ATLANTA — It's an unsolved case that has haunted police and fascinated metro Atlanta residents for decades.
 
Mary Shotwell Little disappeared from Lenox Square 50 years ago Wednesday. It has been investigated by the FBI, GBI and Atlanta's best homicide detectives.
 
The 25-year-old bank employee had dinner with a friend, did a little shopping at Lenox Square and then disappeared. Her car was discovered in a parking space the next day, her blood found inside it and on the door knob. But Mary Shotwell Little hasn't been seen since.
 
"A mystery that may linger for years to come," Channel 2 Action News reporter Don McClellan said.
 
McClellan told Channel 2's Liz Artz it's a story he'll never forget.

He covered it in 1965 when it was breaking and dozens of times after throughout the years.

It's a story that gripped metro Atlanta then and continues to fascinate today.

Artz spoke with a retired homicide detective who won’t let the case die.

"She was an all-American girl from Charlotte," retired detective Ray Pate said.  
 
Pate, now 82, was on Atlanta's police force only 5 years when Shotwell Little disappeared from Lenox Square.

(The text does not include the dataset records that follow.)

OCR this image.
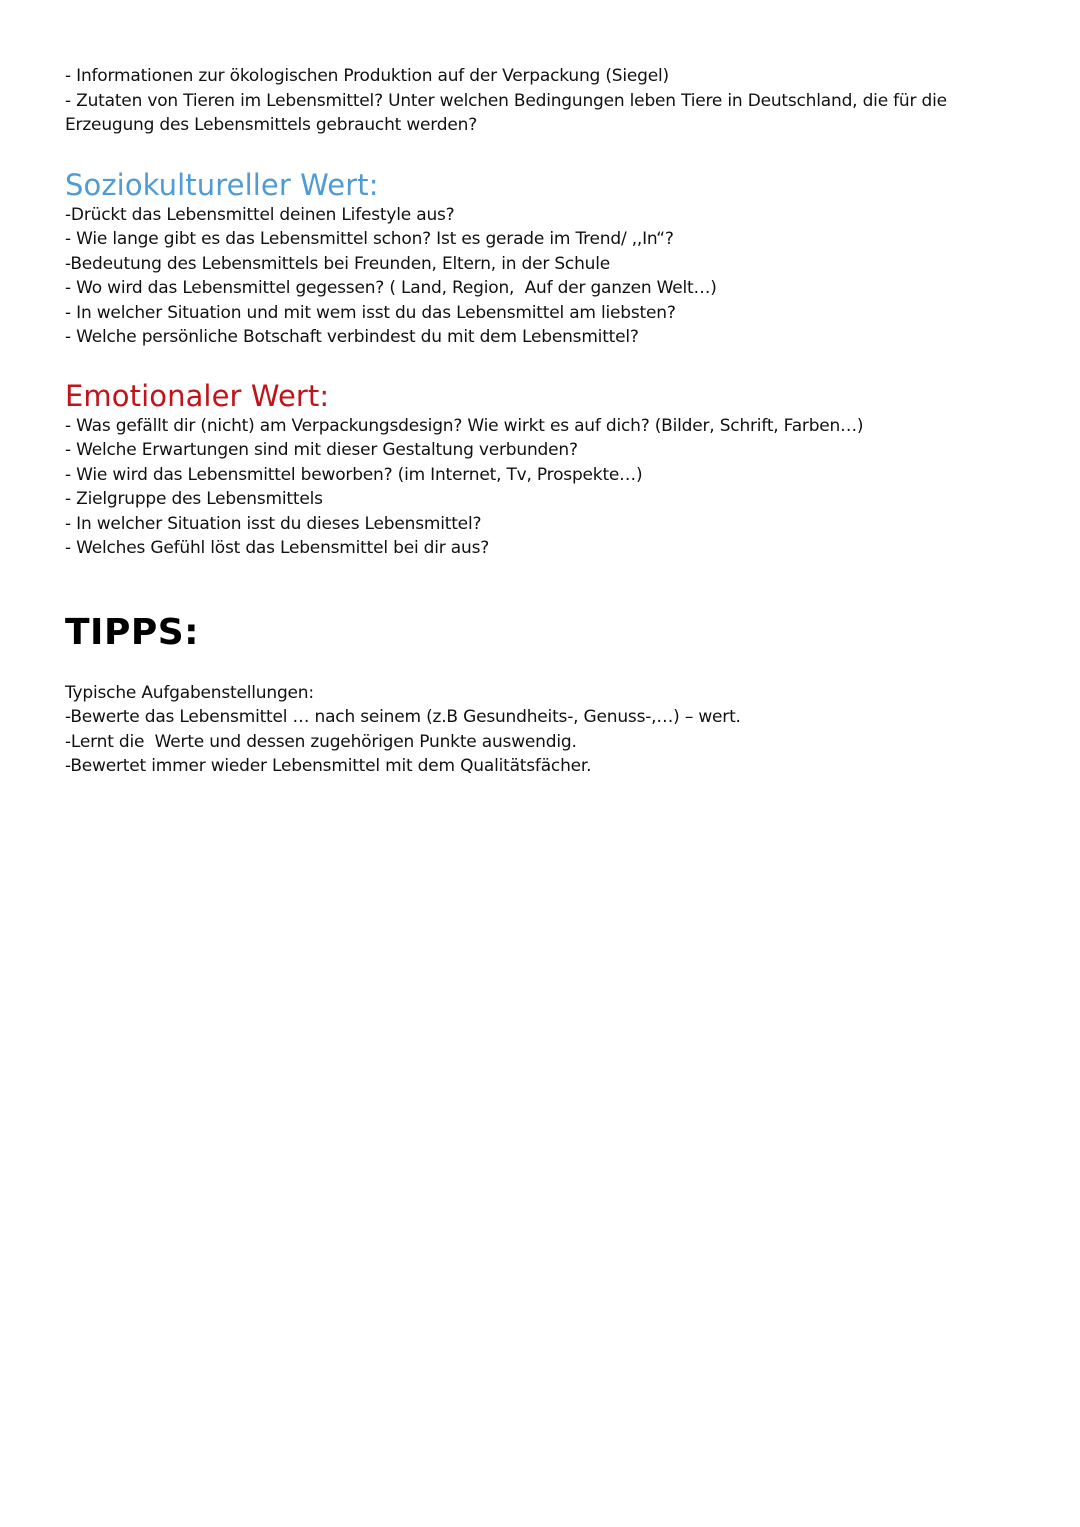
- Informationen zur ökologischen Produktion auf der Verpackung (Siegel)
- Zutaten von Tieren im Lebensmittel? Unter welchen Bedingungen leben Tiere in Deutschland, die für die
Erzeugung des Lebensmittels gebraucht werden?
Soziokultureller Wert:
-Drückt das Lebensmittel deinen Lifestyle aus?
- Wie lange gibt es das Lebensmittel schon? Ist es gerade im Trend/ ,,In“?
-Bedeutung des Lebensmittels bei Freunden, Eltern, in der Schule
- Wo wird das Lebensmittel gegessen? ( Land, Region,  Auf der ganzen Welt…)
- In welcher Situation und mit wem isst du das Lebensmittel am liebsten?
- Welche persönliche Botschaft verbindest du mit dem Lebensmittel?
Emotionaler Wert:
- Was gefällt dir (nicht) am Verpackungsdesign? Wie wirkt es auf dich? (Bilder, Schrift, Farben…)
- Welche Erwartungen sind mit dieser Gestaltung verbunden?
- Wie wird das Lebensmittel beworben? (im Internet, Tv, Prospekte…)
- Zielgruppe des Lebensmittels
- In welcher Situation isst du dieses Lebensmittel?
- Welches Gefühl löst das Lebensmittel bei dir aus?
TIPPS:
Typische Aufgabenstellungen:
-Bewerte das Lebensmittel … nach seinem (z.B Gesundheits-, Genuss-,…) – wert.
-Lernt die  Werte und dessen zugehörigen Punkte auswendig.
-Bewertet immer wieder Lebensmittel mit dem Qualitätsfächer.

The 25-year-old's blood-soaked Mercury Comet was discovered the next morning by mall employees after a small search, but the newlywed and bank employee was never seen again.
 
"I sit here all day, an old man and this thing fascinated me and I got addicted to it," Pate said.
 
Pate was not assigned to the case in '65, but in retirement has taken it on as a project. Trying to do something no other detective could do.
 
"Why in the world did they not solve it," Pate said.
 
While many of the case files have been lost through the years, Pate has binders he says are loaded with the FBI's case, boxes full of evidence with interview transcripts he's compiled.

He thinks the Shotwell Little case is related to the murder of Diane Shields.

Her body was found in the trunk of her car 18 months later.

Both women worked at C&S bank, both received flowers from a mysterious sender days before and at one point lived with the same roommate.

Pate even has a suspect in mind.
 
"The DA would laugh in my face, there are no witnesses," Pate said.
 
The case is so old, he says, and everyone has died off from witnesses, to detectives, but he suspects her body is in Mount Holly, North Carolina, where through the years evidence has surfaced.
 
"I believe that her remains will be located up there sometime and I'll be vindicated and FBI will be vindicated," Pate said.

The GBI executed a search warrant in Forsyth County 20 years ago after getting a tip, but they didn't find anything.